The researchers found the glacier's sudden speed-up also coincides with very rapid thinning, indicating loss of ice of up to 15 meters (16.4 yards) in thickness per year after 1997. Along with increased rates of ice flow and thinning, the floating ice that extends from the mouth of the glacier into the ocean, called the ice tongue, began retreating in 2000, breaking up almost completely by May 2003.
The authors began looking at the flow of this glacier using satellite pictures after pronounced thinning was measured by a NASA aircraft.
The satellite imagery revealed the dramatic acceleration. Fahnestock found this signal to be quite striking.
"This speedup is the most dramatic change observed in a large glacier to date", Fahnestock said. "Observing a doubling of the flow of one of the large rivers of ice draining the Greenland Ice Sheet in such a short time raises questions about the nature and stability of the ice sheet,"
The NASA-funded study relies on data from satellites and airborne lasers to derive ice movements. The study's lead author, Ian Joughin, conducted much of this research while working at NASA's Jet Propulsion Laboratory, Pasadena, Calif. Joughin is currently a glaciologist at the Applied Physics Laboratory at the University of Washington, Seattle. Co-authors include Waleed Abdalati, a senior scientist at NASA's Goddard Space Flight Center, Greenbelt, Md., and Fahnestock.
"In many climate models glaciers are treated as responding slowly to climate change," Joughin said. "In this study we are seeing a doubling of output beyond what most models would predict. The ice sheets can respond rather dramatically and quickly to climate changes."

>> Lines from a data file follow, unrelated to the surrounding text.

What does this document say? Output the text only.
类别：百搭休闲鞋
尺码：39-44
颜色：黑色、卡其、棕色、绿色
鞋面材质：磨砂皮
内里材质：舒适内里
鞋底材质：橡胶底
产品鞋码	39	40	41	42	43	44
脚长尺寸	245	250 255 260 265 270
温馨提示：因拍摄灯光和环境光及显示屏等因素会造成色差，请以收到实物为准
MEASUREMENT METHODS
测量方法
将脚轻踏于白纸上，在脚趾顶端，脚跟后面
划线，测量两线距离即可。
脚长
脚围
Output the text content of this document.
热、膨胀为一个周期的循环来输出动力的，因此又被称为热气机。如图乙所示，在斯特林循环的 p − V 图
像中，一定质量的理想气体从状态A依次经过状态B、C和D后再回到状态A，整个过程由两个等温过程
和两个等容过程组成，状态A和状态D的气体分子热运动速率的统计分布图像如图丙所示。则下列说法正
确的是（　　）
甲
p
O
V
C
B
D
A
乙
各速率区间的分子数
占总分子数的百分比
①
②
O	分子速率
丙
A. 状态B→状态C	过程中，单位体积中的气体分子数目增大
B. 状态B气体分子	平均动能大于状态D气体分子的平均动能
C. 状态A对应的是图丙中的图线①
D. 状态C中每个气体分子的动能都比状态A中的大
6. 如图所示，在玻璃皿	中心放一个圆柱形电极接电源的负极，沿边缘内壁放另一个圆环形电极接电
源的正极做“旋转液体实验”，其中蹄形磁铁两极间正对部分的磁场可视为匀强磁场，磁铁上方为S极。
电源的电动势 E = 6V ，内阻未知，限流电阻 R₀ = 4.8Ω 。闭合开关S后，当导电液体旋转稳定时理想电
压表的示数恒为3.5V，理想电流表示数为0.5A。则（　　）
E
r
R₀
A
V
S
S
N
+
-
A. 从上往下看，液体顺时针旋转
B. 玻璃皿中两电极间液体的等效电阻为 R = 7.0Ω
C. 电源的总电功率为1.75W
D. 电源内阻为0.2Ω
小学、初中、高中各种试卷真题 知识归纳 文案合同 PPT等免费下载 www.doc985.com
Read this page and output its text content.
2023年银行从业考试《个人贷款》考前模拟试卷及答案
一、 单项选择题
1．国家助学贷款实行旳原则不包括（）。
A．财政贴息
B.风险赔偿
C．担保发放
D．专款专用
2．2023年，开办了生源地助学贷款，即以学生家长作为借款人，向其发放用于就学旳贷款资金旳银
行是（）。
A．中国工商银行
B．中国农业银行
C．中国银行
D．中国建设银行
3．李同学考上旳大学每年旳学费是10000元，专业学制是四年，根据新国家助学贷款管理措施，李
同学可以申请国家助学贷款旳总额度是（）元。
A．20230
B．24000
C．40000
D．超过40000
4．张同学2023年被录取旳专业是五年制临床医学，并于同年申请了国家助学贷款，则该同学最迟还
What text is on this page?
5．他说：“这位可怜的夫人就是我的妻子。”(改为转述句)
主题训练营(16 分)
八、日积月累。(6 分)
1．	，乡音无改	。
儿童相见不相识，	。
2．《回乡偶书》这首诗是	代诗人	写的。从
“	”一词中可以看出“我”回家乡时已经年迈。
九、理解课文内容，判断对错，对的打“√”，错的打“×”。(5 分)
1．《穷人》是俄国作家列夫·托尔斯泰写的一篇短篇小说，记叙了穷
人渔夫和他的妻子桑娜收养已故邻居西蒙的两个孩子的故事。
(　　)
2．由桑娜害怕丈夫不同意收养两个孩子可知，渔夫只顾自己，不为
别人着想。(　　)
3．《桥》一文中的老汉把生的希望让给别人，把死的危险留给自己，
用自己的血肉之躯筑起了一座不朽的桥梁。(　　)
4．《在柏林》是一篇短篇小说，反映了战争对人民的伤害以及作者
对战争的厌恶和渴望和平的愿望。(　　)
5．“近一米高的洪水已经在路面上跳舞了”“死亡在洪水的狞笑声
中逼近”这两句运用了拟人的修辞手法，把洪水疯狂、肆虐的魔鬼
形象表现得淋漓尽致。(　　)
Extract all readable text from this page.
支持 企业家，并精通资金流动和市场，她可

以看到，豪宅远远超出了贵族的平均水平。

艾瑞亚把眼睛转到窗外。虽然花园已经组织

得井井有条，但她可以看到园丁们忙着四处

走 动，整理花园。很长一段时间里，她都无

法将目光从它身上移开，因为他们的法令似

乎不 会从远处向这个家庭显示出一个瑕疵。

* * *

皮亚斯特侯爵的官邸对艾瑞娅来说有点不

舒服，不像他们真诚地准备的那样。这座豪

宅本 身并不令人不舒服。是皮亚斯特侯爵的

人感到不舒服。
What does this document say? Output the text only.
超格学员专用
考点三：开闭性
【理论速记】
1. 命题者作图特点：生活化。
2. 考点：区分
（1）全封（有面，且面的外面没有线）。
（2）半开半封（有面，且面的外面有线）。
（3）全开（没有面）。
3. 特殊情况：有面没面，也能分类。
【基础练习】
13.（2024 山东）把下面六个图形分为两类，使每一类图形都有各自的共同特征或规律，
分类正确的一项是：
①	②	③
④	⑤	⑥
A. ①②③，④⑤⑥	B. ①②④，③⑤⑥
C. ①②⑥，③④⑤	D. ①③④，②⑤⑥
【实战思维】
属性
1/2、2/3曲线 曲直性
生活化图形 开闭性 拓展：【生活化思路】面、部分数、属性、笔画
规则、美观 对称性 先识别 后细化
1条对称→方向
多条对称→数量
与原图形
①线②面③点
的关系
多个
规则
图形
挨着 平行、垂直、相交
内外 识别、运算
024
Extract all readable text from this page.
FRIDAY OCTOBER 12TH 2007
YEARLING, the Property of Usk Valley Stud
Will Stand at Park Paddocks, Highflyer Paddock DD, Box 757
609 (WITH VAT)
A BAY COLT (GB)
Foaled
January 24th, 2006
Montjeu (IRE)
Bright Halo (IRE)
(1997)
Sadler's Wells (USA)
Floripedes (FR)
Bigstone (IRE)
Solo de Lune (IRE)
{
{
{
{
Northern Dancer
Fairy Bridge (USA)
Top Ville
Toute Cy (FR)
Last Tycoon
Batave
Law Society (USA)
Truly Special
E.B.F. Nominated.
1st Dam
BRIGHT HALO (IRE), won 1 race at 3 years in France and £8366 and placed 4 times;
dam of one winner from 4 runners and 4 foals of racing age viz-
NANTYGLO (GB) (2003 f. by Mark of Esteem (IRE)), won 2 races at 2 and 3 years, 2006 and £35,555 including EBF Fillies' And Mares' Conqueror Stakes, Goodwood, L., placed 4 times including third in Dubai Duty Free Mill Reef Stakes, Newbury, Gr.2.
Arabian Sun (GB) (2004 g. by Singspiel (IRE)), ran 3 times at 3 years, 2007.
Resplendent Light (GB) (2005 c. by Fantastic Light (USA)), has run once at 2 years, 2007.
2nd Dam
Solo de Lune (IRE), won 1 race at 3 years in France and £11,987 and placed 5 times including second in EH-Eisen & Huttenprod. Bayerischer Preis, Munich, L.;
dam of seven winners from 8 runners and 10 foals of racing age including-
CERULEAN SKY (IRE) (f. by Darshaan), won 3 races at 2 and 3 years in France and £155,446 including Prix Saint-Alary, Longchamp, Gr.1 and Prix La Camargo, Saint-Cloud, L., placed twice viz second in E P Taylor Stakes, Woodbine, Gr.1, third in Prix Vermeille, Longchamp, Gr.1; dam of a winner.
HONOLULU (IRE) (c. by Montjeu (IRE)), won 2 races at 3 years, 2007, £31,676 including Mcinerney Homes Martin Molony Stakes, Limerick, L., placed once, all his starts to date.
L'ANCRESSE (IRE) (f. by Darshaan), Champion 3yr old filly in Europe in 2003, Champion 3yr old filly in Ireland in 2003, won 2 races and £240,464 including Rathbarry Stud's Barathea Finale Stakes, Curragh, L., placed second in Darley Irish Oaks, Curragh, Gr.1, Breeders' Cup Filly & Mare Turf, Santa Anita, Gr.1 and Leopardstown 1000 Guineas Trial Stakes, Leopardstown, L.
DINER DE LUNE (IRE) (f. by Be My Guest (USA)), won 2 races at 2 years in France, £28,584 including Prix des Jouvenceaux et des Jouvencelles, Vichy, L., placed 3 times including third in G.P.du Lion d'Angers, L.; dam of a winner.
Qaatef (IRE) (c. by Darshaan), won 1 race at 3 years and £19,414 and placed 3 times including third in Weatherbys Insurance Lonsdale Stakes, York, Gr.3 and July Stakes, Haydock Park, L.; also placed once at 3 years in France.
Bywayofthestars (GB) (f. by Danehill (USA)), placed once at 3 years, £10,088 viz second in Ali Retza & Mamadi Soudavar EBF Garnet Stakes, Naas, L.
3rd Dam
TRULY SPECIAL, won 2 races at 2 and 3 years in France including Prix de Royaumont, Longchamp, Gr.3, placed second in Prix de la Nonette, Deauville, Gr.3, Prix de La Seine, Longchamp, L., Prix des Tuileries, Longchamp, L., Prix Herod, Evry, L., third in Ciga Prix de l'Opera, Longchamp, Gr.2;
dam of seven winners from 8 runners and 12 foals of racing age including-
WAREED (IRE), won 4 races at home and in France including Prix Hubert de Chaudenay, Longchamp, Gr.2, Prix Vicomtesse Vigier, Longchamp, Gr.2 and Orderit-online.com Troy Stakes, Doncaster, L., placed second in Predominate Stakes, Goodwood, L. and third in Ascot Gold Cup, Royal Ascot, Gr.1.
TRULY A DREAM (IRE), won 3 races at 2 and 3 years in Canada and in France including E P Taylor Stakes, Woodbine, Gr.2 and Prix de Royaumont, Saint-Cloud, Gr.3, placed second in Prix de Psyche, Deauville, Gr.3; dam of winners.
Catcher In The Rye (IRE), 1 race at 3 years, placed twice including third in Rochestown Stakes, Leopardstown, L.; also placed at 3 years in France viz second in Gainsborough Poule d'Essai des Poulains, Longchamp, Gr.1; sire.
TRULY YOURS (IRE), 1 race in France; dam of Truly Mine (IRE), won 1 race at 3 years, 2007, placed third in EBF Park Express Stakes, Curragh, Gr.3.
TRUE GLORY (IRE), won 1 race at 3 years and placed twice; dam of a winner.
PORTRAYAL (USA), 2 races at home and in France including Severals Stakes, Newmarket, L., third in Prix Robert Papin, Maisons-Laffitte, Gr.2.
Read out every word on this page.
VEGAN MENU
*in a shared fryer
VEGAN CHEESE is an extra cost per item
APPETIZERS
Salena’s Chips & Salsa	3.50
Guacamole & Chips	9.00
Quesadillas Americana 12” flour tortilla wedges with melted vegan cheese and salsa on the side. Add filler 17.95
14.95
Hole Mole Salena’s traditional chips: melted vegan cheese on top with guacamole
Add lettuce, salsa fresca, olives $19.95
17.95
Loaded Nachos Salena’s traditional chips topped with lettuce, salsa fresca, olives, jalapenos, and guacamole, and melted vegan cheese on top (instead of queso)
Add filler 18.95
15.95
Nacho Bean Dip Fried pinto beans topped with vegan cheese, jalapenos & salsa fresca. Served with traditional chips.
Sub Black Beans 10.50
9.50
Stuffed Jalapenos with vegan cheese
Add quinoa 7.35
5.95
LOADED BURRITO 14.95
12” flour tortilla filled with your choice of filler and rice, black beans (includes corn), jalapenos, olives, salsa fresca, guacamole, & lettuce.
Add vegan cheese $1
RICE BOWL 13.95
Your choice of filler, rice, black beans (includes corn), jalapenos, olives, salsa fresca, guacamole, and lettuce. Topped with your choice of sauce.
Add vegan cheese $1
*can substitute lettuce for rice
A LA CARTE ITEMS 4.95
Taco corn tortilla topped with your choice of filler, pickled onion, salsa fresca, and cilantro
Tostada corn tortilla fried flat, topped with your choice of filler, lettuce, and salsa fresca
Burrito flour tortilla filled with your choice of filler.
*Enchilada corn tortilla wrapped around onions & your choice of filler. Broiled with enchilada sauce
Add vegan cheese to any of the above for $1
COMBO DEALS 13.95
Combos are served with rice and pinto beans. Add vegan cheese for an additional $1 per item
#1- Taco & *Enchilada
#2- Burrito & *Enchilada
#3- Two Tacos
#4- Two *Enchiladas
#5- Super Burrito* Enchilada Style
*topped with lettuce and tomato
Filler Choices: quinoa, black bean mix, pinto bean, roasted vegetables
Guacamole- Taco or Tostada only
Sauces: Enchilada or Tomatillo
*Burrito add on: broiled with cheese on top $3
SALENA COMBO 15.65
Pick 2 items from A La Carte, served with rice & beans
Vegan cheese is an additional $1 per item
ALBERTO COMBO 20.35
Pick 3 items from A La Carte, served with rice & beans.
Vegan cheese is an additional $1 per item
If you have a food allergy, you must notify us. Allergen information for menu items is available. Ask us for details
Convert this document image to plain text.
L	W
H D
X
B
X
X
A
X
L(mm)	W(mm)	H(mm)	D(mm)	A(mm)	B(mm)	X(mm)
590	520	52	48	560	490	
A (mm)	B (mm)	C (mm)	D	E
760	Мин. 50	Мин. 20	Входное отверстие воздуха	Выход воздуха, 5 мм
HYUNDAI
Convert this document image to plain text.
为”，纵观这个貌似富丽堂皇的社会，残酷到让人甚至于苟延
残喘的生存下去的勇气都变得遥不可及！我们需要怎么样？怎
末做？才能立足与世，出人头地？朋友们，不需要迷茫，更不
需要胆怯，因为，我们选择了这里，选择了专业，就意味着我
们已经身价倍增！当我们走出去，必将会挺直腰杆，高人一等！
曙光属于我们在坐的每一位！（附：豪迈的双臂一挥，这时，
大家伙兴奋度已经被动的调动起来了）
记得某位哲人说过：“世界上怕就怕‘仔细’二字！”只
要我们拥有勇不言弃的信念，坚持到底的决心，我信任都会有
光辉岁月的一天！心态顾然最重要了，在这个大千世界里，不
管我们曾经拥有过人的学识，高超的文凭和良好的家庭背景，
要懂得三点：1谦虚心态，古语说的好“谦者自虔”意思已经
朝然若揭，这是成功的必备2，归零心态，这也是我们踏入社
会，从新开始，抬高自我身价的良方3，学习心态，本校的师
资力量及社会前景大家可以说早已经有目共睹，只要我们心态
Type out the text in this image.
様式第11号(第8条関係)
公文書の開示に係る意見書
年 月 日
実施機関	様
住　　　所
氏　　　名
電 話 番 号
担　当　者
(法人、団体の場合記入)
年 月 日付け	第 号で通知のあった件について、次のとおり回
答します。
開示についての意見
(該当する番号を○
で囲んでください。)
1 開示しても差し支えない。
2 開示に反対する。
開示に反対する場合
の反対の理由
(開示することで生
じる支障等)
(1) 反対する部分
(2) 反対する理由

"This finding suggests the potential for more substantial thinning in other glaciers in Greenland," Abdalati added. "Other glaciers have thinned by over a meter a year, which we believe is too much to be attributed to melting alone. We think there is a dynamic effect where the glaciers are accelerating as warming causes conditions to change at the boundaries of these ice streams."
The researchers used satellite and other data to observe large changes in both speeds and thickness between 1985 and 2003. The data showed that the glacier slowed down from a velocity of 6700 meters (4.2miles) per year in 1985 to 5700 meters (3.5 miles) per year in 1992. This latter speed remained somewhat constant until 1997. By 2000, the glacier had sped up to 9400 meters (5.8 miles) per year, topping out with the last measurement in spring 2003 at 12,600 meters (7.7miles) per year.
Airborne laser altimetry measurements of Jakobshavn's surface elevation, made previously by researchers at NASA's Wallops Flight Facility, showed a thickening or building up of the glacier from 1991 to 1997, coinciding closely with the glacier's slow-down. Similarly, the glacier began thinning by as much as 15 meters (16.4 yards) a year just as its velocity began to increase between 1997 and 2003.
The authors used synthetic aperture radar (SAR) data from Canada's RADARSAT and the European Space Agency's European Remote Sensing Satellites to measure the glacier's velocity in 1992, 1994, 1995 and 2000. They also tracked distinct features in NASA Landsat image pairs to determine velocities in 2001, 2002 and 2003. Speeds from 1997 were determined using airborne laser survey data. Researchers at the University of Maine and Ohio State University used airborne photographs to calculate historical 1985 velocities.
The acceleration comes at a time when the floating ice near the glacier's calving front has shown some unusual behavior. Despite its relative stability from the 1950s through the 1990s, the glacier's ice tongue began to break apart in 2000, leading to almost complete disintegration in 2003. The tongue's thinning and break up likely reduced its restraining effects on the ice behind it, as several speed increases coincided with losses of sections of the ice tongue as it broke up. Recent NASA-funded research in the Antarctic Peninsula showed similar increases in glacier flow following the Larson B ice shelf break-up.
Jakobshavn Isbrae is Greenland's largest outlet glacier, draining 6.5 percent of Greenland's ice sheet area. The ice stream's speed-up and near-doubling of ice flow from land into the ocean is important because this one glacier has increased the rate of sea level rise by about .06 millimeters per year, or roughly 4 percent of the 20th century rate of sea level increase.